If we fast-forward to your conclusion, viz. “I think we’ll learn a lot more about how brains work and, perhaps, about how minds work the next 50 years. But it may turn out that the question of free will is an unanswerable question,” we are in fundamental agreement.  This is either completely consistent with what I said or is identical to what I was saying.   However, my fear is that certain members of the scientific tribe will mistake a description of a process for an explanation of a process.

On Eastern spirituality, I think the relaxation that leads to dissolution of the ego and its melding into universal consciousness, or divinity, is motivated by a desire to escape rather than by some fundamental intuition about reality.  What one is escaping is incarnation and the desires which incarnation requires.

Most generally, we are caught in a vicious circle, each of us.  You think that the experience of subjectivity can be analyzed into physical components.  I think that this analysis does violence to the subjective experience itself, that such an “explanation” is a priori impossible.  My contention is that the brain gives us access to something like an idea of subjectivity that constitutes an a priori realm comparable to the realm of the laws of arithmetic, which I take to be independent of human neurophysiology and evolution.  The fact that the base system of numbers can be altered doesn’t change the fact that arithmetic is independent of physical reality, would be true in any possible world, real or imagined.  Stated metaphorically, our subjectivity proves that God counts (the alternative being that there is only one thing and that counting amounts to a violation of reality, or has a provisional truth that belongs to a world of appearance).

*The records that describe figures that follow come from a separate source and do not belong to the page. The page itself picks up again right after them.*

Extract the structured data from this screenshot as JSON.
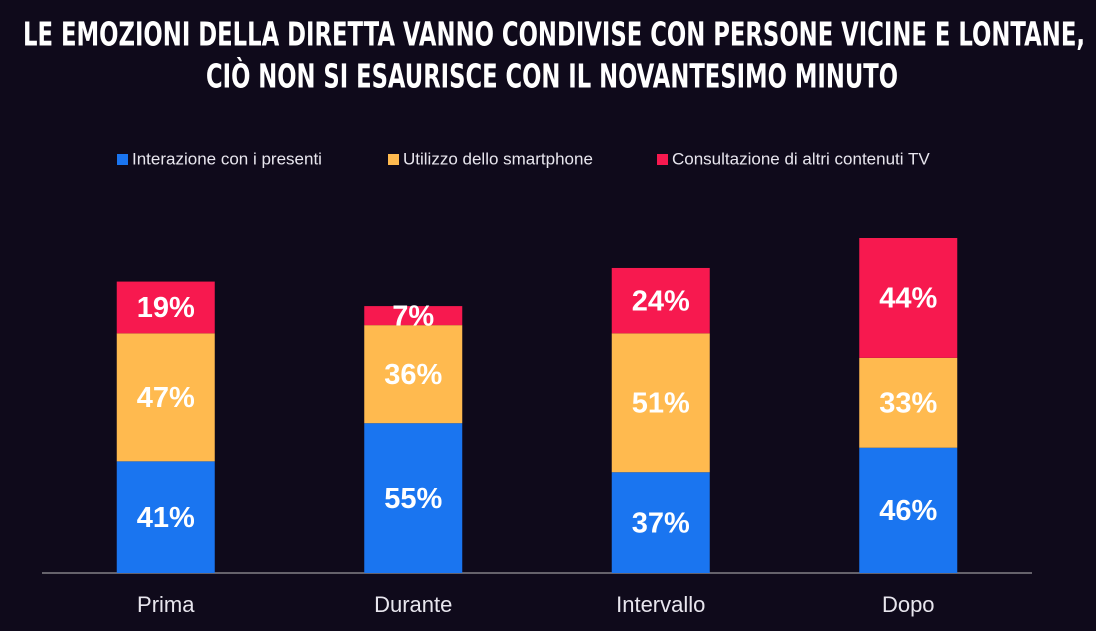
{
  "chart_data": {
    "type": "stacked-bar",
    "title": [
      "LE EMOZIONI DELLA DIRETTA VANNO CONDIVISE CON PERSONE VICINE E LONTANE,",
      "CIÒ NON SI ESAURISCE CON IL NOVANTESIMO MINUTO"
    ],
    "categories": [
      "Prima",
      "Durante",
      "Intervallo",
      "Dopo"
    ],
    "series": [
      {
        "name": "Interazione con i presenti",
        "color": "#1a75f0",
        "values": [
          41,
          55,
          37,
          46
        ],
        "value_labels": [
          "41%",
          "55%",
          "37%",
          "46%"
        ]
      },
      {
        "name": "Utilizzo dello smartphone",
        "color": "#ffba4f",
        "values": [
          47,
          36,
          51,
          33
        ],
        "value_labels": [
          "47%",
          "36%",
          "51%",
          "33%"
        ]
      },
      {
        "name": "Consultazione di altri contenuti TV",
        "color": "#f7194f",
        "values": [
          19,
          7,
          24,
          44
        ],
        "value_labels": [
          "19%",
          "7%",
          "24%",
          "44%"
        ]
      }
    ]
  }
}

Now, the problem is that “your side” will eventually resort to experiments which, it will be asserted, prove that subjectivity is “just” some complex neurological process, and the experiment will consist in isolating the effects of stimuli on the brain, and so on, but the so-called proof is impossible, in principle.  That is, one could have two completely isomorphic geometrical maps, visual maps, or mathematical maps of two brains, or of an actual brain and a virtual brain, but what are these maps going to tell us about the subjective experience in the actual brain?  There is in principle, a priori, no way of getting from the map to the experience.  This is what you are at pains to deny, the difference in kind between the physical-mathematical description of the experience and the experience itself.  This is why I said before that I agree that it will be very difficult to distinguish an act of free will from a determined physical act, but since we know in advance that this will be difficult, we had better take pains to make the distinction now.

My contention is that the experience of willing cannot be an illusion.  What difference does it make if 99.5% of all acts that are experienced by humans as acts of free will are preceded by one nanosecond by a particular physical process?  I’ll grant that this is the case, I assume that it is the case, but so what?  Maybe the process appears to differ from case to case, maybe it doesn’t, maybe we can’t find the level of generality that explains the vast majority of cases according to one simple or complex process, all of that is moot.  We can’t get from the physical to the psychological, in principle, this is my contention.  The whole enterprise consists in what the philosophers call a “metabasis eis allo genos,” a “crossing over into another kind of thing.”  You say that we have no way of distinguishing between the map and the experience, while I say that we can and do know in advance that the two things are not the same.  Nothing I have said is inconsistent with the idea that acts of willing can be altered in their nature or effects by doing something to the brain.  To the contrary, I assume this to be the case.  I just don’t see how this changes the problem.  Perhaps my acts of will are affected by whether a butterfly alights on a particular flower in Brazil, or by what some intelligence in another galaxy is thinking or doing.  Does any of this really alter the fact that, in the end, there is an “I” who chooses to do, or to refrain from doing, this or that?  I can see that one can, and probably will, pile up contributory “causes” in the physical realm ad infinitum, but the actual act of willing will remain there, impervious and impregnable.

What I predict will occur in the realm of scientific psychology are therefore two scientific processes that are themselves at odds with one another and will never be reconciled.  On the one hand, there will be physical analysis at the micro level, and various mental acts will be associated with various predecessor neurophysiological processes.  Simultaneously, at a macro level other scientists will argue that it is incorrect to isolate the subject from this or that influence, influences which might extend to other galaxies and other possible worlds.   But in a parallel world to both of these movements in physical science will be the philosophical investigation of inwardness and the laws of subjectivity that belong to themselves, unless that investigation is destroyed by the hubris of physical science.  Basically, either the mental can be reduced to the physical or it cannot, either there is something called mind that is not merely physical, or there is not.

My contention is that an honest investigation of subjective experience proves that there is a mental realm which can govern the physical, or that mind governs body.  But supposing the contrary, that mind is just a physical process, what scientific experiment can be imagined that would prove that mind is just a physical process and that would not involve simply assuming what was to be demonstrated?